Vollständige Vertragserfüllung bei Lizenzgeberinsolvenz

Die Anwendung des § 103 InsO und die damit verbundene Wahlmöglichkeit des Insolvenzverwalters kann dadurch vermieden werden, dass die Vertragsgestaltung eine vollständige Vertragserfüllung anstrebt. 

Vorgeschlagen wird insoweit, den Lizenzvertrag als Kaufvertrag auszugestalten[1]. Als Kaufgegenstand wird eine umfassende, ausschließliche, unbefristete und inhaltlich unbeschränkte Lizenz vereinbart. Die Gegenleistung besteht in einer Einmalzahlung der gesamten Lizenzgebühr. Der Lizenznehmer würde sich damit einem Rechtskäufer annähern. Der BGH scheint diesen Ansatz der insolvenzfesten Gestaltung eines Lizenzvertrages zu akzeptieren[2]. Ob die hierfür erforderlichen Regelungen, welche mit weitreichender Bindungswirkung und überdurchschnittlich hohen wirtschaftlichen Risiken verbunden sind, den Interessen der Vertragsparteien eines Lizenzvertrages entsprechen, dürfte jedoch regelmäßig zweifelhaft sein. 
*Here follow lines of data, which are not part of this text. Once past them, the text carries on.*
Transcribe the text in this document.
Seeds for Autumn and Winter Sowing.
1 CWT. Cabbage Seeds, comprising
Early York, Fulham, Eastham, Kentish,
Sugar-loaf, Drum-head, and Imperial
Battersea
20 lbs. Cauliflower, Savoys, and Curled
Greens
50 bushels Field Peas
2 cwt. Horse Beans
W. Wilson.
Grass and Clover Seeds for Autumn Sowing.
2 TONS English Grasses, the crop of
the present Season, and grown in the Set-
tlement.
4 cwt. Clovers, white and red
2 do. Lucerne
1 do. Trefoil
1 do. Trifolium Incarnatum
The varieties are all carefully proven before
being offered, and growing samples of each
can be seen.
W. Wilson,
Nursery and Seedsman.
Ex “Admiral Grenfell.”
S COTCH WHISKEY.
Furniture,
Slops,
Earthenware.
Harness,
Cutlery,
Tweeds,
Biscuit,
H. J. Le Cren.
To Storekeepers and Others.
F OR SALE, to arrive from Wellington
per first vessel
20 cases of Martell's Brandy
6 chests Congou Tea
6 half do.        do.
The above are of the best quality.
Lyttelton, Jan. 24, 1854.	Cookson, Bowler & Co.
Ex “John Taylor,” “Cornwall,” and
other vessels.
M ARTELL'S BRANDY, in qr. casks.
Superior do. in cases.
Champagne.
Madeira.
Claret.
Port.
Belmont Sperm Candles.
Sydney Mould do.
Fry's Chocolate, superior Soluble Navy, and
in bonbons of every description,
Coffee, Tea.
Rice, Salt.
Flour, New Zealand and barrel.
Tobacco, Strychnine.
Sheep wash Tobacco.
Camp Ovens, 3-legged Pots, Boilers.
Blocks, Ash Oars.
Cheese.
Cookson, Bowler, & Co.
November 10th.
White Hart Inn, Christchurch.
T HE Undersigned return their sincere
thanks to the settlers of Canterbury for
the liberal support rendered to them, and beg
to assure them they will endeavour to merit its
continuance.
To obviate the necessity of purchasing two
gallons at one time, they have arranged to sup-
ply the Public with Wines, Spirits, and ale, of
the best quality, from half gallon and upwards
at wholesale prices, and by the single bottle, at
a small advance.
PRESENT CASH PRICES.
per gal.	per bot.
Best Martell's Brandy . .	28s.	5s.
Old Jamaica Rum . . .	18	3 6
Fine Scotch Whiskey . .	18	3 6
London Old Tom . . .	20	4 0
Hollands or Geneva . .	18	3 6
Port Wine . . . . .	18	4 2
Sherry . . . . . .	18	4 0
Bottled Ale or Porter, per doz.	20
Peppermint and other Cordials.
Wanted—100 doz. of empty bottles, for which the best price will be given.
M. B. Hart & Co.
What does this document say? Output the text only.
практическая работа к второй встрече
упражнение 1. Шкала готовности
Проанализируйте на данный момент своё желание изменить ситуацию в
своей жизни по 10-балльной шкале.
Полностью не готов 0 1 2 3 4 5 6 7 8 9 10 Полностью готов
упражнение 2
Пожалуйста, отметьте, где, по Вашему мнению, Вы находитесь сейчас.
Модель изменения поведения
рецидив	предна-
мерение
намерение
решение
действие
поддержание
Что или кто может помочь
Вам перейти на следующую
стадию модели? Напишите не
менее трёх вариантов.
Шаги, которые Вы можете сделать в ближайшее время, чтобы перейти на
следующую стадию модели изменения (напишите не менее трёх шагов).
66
Alternativ zur kaufvertraglichen Gestaltung kann die vollständige Vertragserfüllung auch durch Austauschverträge eigener Art realisiert werden. Es muss nicht zwingend eine Lizenzzahlung bzw. ein Kaufpreis vereinbart werden. Entscheidend ist lediglich, dass die Insolvenzschuldnerin dem Lizenznehmer bereits vor Eröffnung des Insolvenzverfahrens eine entsprechende Lizenz eingeräumt hat und der Lizenznehmer diese Lizenz daraufhin vereinbarungsgemäß genutzt hat. So kann beispielsweise der Lizenznehmer neben weiteren Konzerngesellschaften im Interesse eines gemeinsamen Markenauftritts zur Nutzung der Lizenzmarke berechtigt und sich die Insolvenzschuldnerin als Lizenzgeberin im Gegenzug zur unentgeltlichen Einräumung eines entsprechenden Nutzungsrechts für die Dauer des Bestehens des Konzerns verpflichteten. Dieser gegenseitige Vertrag muss allerdings vor der Eröffnung des Insolvenzverfahrens beiderseits vollständig erfüllt sein.[3]

Eine Sicherungsabtretung gem. § 27 I MarkenG, §§ 398, 413 BGB berechtigt den Zessionar im Insolvenzfall zur abgesonderten Befriedigung. Eine Verwertung durch den Insolvenzverwalter analog § 166 Abs. 1 InsO ist nicht möglich.[4] Bei geeigneten Sachverhalten können entsprechende Regelungen somit zur Absicherung einer Insolvenz des Lizenzgebers genutzt werden.

Das vorgenannte Konzept ist eine von verschiedenen Möglichkeiten, die Risiken einer Insolvenz des Lizenzgebers zu minimieren.


[1] Vgl. Berger, GRUR 2013, 321, 327 m.w.N.

[2] Vgl. BGH, 21.10.2015, I ZR 173/14 – Ecosoil, Rn. 45.

[3] Vgl. BGH, 21.10.2015, I ZR 173/14 – Ecosoil, Rn. 45.

[4] Vgl. BGH, 27.10.2022, IX ZR 145/21.